Other fields are omitted for simplicity.

I checked if that problem was solved before and I found:

  1. Is there a way to implement a keep last N docs per id in a specific index?

    But I frankly don’t get the approach and I wasn’t able to make it work

  2. Using FROM option with delete by query
    But it seems like “from” is not supported in delete by query since elasticsearch v8 and the author solution is based on at least two requests to perform - one to find documents to delete, another one is for deletion.

Maybe there are other and better options to consider.

You are welcome to share your ideas.

Thanks in advance!

Regards,

Vasiliy

What about using the id as the document _id and then just update the document with its latest version?

Hey David! Thank you for your input. Unfortunately, the document id is different. To give more context every document represents some user action, every action has its id that is used as document _id. Every action is made by user, every user has an unique id. You can treat the id specified in mapping as user id. With this in mind you can imagine it is not about updating a document to the latest state, but more like keep last X actions per user in Elasticsearch. If you have further questions and ideas please be my guest!

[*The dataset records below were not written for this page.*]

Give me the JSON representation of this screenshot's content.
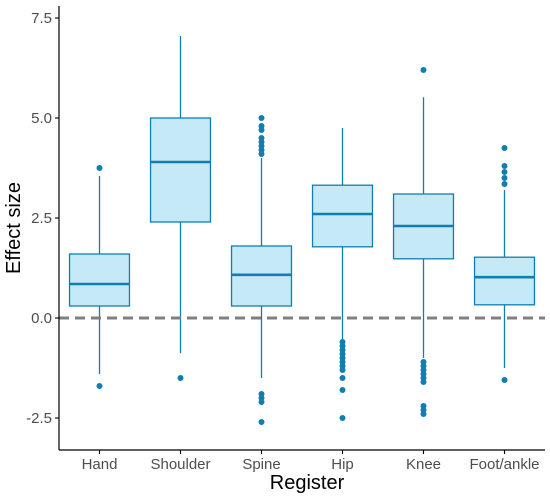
{
  "chart_data": {
    "type": "box",
    "xlabel": "Register",
    "ylabel": "Effect size",
    "ylim": [
      -3.3,
      7.8
    ],
    "yticks": [
      -2.5,
      0.0,
      2.5,
      5.0,
      7.5
    ],
    "ytick_labels": [
      "-2.5",
      "0.0",
      "2.5",
      "5.0",
      "7.5"
    ],
    "grid": false,
    "reference_line": {
      "y": 0.0,
      "style": "dashed"
    },
    "colors": {
      "box_fill": "#c5e9f7",
      "box_stroke": "#0f7fb2",
      "median": "#0f7fb2",
      "outlier": "#0f7fb2",
      "reference_line": "#7f7f7f",
      "axis": "#000000"
    },
    "categories": [
      "Hand",
      "Shoulder",
      "Spine",
      "Hip",
      "Knee",
      "Foot/ankle"
    ],
    "boxes": [
      {
        "category": "Hand",
        "whisker_low": -1.4,
        "q1": 0.3,
        "median": 0.85,
        "q3": 1.6,
        "whisker_high": 3.55,
        "outliers": [
          3.75,
          -1.7
        ]
      },
      {
        "category": "Shoulder",
        "whisker_low": -0.88,
        "q1": 2.4,
        "median": 3.9,
        "q3": 5.0,
        "whisker_high": 7.05,
        "outliers": [
          -1.5
        ]
      },
      {
        "category": "Spine",
        "whisker_low": -1.5,
        "q1": 0.3,
        "median": 1.08,
        "q3": 1.8,
        "whisker_high": 4.0,
        "outliers": [
          5.0,
          4.8,
          4.7,
          4.5,
          4.4,
          4.3,
          4.2,
          4.1,
          -1.9,
          -2.0,
          -2.1,
          -2.6
        ]
      },
      {
        "category": "Hip",
        "whisker_low": -0.55,
        "q1": 1.78,
        "median": 2.6,
        "q3": 3.32,
        "whisker_high": 4.75,
        "outliers": [
          -0.6,
          -0.7,
          -0.8,
          -0.9,
          -1.0,
          -1.1,
          -1.2,
          -1.3,
          -1.5,
          -1.8,
          -2.5
        ]
      },
      {
        "category": "Knee",
        "whisker_low": -1.0,
        "q1": 1.48,
        "median": 2.3,
        "q3": 3.1,
        "whisker_high": 5.52,
        "outliers": [
          6.2,
          -1.1,
          -1.2,
          -1.3,
          -1.4,
          -1.5,
          -1.6,
          -2.2,
          -2.3,
          -2.4
        ]
      },
      {
        "category": "Foot/ankle",
        "whisker_low": -1.25,
        "q1": 0.33,
        "median": 1.02,
        "q3": 1.52,
        "whisker_high": 3.2,
        "outliers": [
          4.25,
          3.8,
          3.65,
          3.5,
          3.35,
          -1.55
        ]
      }
    ]
  }
}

I don't think I can come with any smart idea.

Apart storing in one document only the list of events for a given user:

GET /events/_doc/abc123
{
  "name": "Joe Smith",
  "events": [{
    "@timestamp": "2024-04-02",
    "type": "add"
  },{
    "@timestamp": "2024-04-03",
    "type": "update"
  },{
    "@timestamp": "2024-04-04",
    "type": "remove"
  }
  ]
}

And then with some ingest pipeline keep only the last 3 events when a post like the following is happening:

POST /events/_doc/?pipeline=events
{
  "id": "abc123",
  "name": "Joe Smith",
  "event": {
    "@timestamp": "2024-04-05",
    "type": "something"
  }
}

That would index behind the scene:

PUT /events/_doc/abc123
{
  "name": "Joe Smith",
  "events": [{
    "@timestamp": "2024-04-03",
    "type": "update"
  },{
    "@timestamp": "2024-04-04",
    "type": "remove"
  },{
    "@timestamp": "2024-04-05",
    "type": "something"
  }
  ]
}

Would that work for you?

Be careful that updating documents requires a lot of io... So it might not be the ideal thing to do. What is the business case? Why do you want to keep only the last x events? Is that for a technical reason or a business reason?

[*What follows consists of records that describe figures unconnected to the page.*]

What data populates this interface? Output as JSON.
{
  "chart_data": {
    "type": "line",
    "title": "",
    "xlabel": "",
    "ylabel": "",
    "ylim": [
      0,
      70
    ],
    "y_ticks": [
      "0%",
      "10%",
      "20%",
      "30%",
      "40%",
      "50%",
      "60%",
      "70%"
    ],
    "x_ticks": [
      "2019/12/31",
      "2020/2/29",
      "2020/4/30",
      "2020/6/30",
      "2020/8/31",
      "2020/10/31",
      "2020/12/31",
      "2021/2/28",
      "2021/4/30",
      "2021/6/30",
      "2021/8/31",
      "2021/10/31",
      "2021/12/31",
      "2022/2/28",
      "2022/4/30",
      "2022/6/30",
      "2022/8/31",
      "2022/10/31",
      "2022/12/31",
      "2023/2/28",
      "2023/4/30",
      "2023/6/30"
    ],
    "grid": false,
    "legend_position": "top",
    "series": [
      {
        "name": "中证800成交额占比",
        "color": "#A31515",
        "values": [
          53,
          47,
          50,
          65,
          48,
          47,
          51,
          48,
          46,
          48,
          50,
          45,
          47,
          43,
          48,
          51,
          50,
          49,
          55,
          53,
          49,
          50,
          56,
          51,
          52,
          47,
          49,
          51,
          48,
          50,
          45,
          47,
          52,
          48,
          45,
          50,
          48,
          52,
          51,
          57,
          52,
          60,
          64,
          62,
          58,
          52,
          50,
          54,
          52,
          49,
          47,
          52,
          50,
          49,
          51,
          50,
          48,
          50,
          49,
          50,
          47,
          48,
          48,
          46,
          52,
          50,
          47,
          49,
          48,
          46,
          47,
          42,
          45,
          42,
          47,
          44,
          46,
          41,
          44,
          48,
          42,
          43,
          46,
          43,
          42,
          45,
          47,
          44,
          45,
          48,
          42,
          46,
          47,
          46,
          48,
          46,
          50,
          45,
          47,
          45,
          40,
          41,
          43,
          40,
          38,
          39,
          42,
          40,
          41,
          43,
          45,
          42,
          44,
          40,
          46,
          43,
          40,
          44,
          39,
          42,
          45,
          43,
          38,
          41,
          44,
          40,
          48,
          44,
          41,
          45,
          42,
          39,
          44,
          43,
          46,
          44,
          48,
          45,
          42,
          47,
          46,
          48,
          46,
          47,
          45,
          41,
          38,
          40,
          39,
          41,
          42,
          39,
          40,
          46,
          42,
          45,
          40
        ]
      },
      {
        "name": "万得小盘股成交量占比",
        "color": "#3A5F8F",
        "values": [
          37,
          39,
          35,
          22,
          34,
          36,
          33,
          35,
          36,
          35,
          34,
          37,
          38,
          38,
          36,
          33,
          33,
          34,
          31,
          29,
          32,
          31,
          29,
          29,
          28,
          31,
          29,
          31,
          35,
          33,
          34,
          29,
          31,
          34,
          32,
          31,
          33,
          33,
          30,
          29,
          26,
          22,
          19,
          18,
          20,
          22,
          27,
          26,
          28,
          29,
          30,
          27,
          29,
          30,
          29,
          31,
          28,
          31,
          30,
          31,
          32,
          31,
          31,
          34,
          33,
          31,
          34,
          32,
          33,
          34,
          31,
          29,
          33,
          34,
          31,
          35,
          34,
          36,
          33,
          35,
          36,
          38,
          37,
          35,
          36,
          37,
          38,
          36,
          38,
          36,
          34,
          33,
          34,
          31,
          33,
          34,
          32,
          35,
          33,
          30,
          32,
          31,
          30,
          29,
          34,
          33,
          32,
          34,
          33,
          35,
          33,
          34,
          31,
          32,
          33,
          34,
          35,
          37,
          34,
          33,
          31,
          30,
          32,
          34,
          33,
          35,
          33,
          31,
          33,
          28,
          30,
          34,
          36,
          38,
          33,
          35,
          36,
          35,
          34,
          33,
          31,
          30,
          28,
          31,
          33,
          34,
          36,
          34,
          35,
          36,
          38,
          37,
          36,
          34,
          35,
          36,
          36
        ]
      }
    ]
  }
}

Hello and thank you again!

Maybe =) but I am not sure I fully understood pipeline example. If it is a single document per user will it be possible to amend events without loading the whole document from Elasticsearch? Does "POST /events/_doc/?pipeline=events" call actually enhance the list for document abc123? What I miss is how it guarantees last 3 restriction. Can you expand the idea a bit more please?

Business case is to have a fast storage for recent user actions for further processing in real time manner per user on demand. We have long term storage but that's about dozens of thousands of actions per user, terabytes of data, it covers years. But you can imagine it is not so fast to query and also it holds data that is not relevant to the case. The goal is to store only last user activities and be able to get it per user in milliseconds.

Are you sure about this?

That looks like a good fit for time based indices. Where you can move the older indices, let say after one month or so on colder nodes...

Have a look at ILM: Manage the index lifecycle | Elasticsearch Guide [8.13] | Elastic

As the "business case" is actually a "technical case", I'd not try to solve a problem that does not really exist... I mean that trying to be fast is not something to solve on the business side but on the technical side.

Dear David,

Yes, we did measure that and depending on dataset it can take from seconds to minutes to get necessary data from long term storage.

Sure, you can say it is a technical case even so from product perspective it is required to stay real time in current data flow processing and based on a current user action + last X actions the system needs to evaluate things and provide particular services based on outcome.

Yes, thank you. I've already looked at ILM. It can help with having documents for recent time range, e.g. last 30 days or last half year. But I miss how it can solve last X actions per user task.

What do you mean? What is the technical hardware involved in your cluster?

I think it is irrelevant to original topic, just note it is not Elasticsearch. Data is stored separately different way but it is not as fast to query and it contains a lot of extra that is not actual for the task. That's why we consider Elasticsearch as a dedicated storage for fast lookup and to only store relevant things. Maybe your point is to not nail it to last 128 documents per user and keep more, still can be fast in terms of search. We just don't have a need to keep more and that can require more disc space / more hardware / bigger cluster without a need.

So there's no automatic way in Elasticsearch to do this.
You will probably have to fetch the latest data for a given user, then get the _id of the oldest document and then delete it by id.

So:

POST index/_doc
GET /index/_search
DELETE /index/_doc/xyz

I see, thank you. I appreciate your help.